I posted a few weeks ago about having the CIPD Level 7 and other advanced studies and a decade later still being an HR Administrator in terms that none of the advice, suggestions and strategies suggested worked at all. It still never happened to me or for me, came to anything, and the door to go any further in HR still remains resolutely shut today as back then, impossible to pass through and this barrier also proved to be insurmountable overtime. I cannot comment on how other people may or may not be able to do it, but in my specific case there is no pathway forwards.
However, bearing in mind the following five factors:
(1) If it does not open it is not your door;
(2) In the adult world and life as a whole we cannot always get everything we want or things to always go our own way;
(3) Instead of comparing yourself with people who have things which you don't have, make the most of what you do have,
(4) Unless you start your own business, other people always decide so recruitment decisions are never directly in your own control, and
(5) You either meet the essential criteria or not for roles, and if you don't, you can always try to alter or change your circumstances in order to do so, but if it will start taking years or even decades and even be uncertain then, it may not be worth it either.
Take the path of least resistance, stop perpetually banging your head against a brick wall or flogging a dead horse, and short of changing career sectors, be a life long career HR Administrator instead?
I am already 52 and realistically if it was going to happen, it would have happened by now. I am also in perfect health, enjoy what I do on a laptop and also happy to work for another 40 years until retirement, so is there any real shame in being by default a career HR Administrator over the next four decades, even if I have the CIPD Level 7? Turn this role into my sole professional specialism.

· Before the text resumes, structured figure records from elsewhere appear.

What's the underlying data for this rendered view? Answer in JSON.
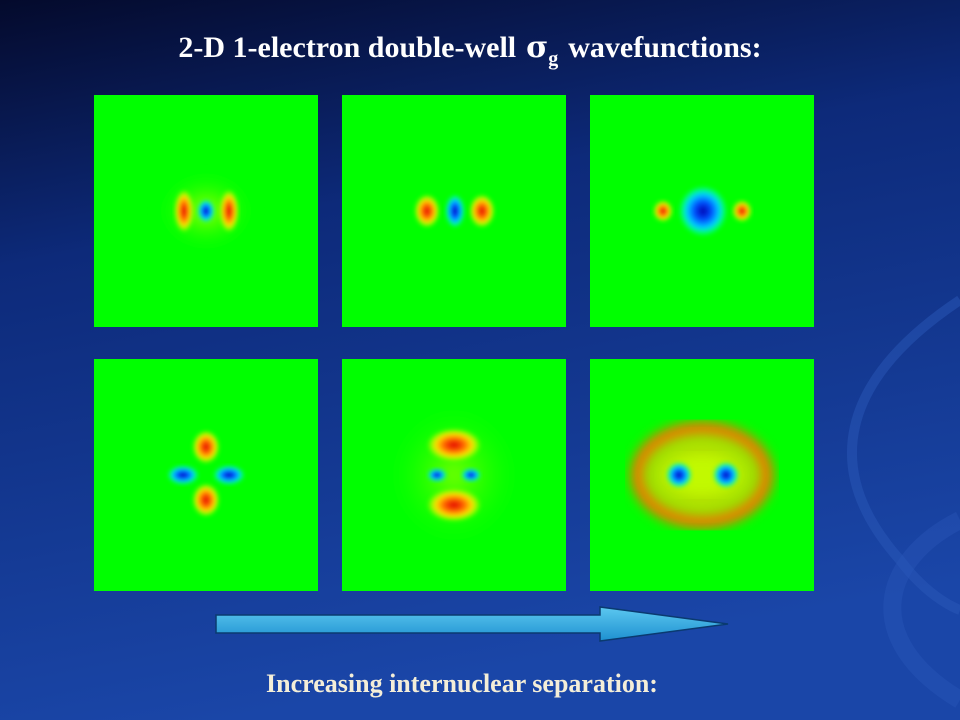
{
  "title": {
    "main": "2-D 1-electron double-well",
    "symbol": "σ",
    "subscript": "g",
    "tail": "wavefunctions:"
  },
  "caption": "Increasing internuclear separation:"
}
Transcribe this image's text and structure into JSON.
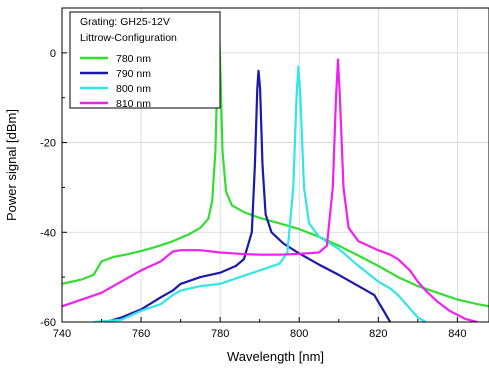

Some people feel that an Administrator with a Level 7 is a type of anomaly or an aggravating factor (e.g. how come you had the ability to do advanced level studies but can't similarly get advanced level jobs) or others feel it is a type of failure if you never become an ER Policy Advisor, HR Business Partner, Chief People Officer and remain as an Administrator due to this barrier, but I do not believe that to be the case either.
We all need to pay the bills and do the fortnightly shop at Tesco Extra, a job is a job and in terms of money, Administrator pays me enough to do and see all what I wish, I am mortgage free and have an income from another source, so time to let it finally go knowing I tried but it was not meant to be?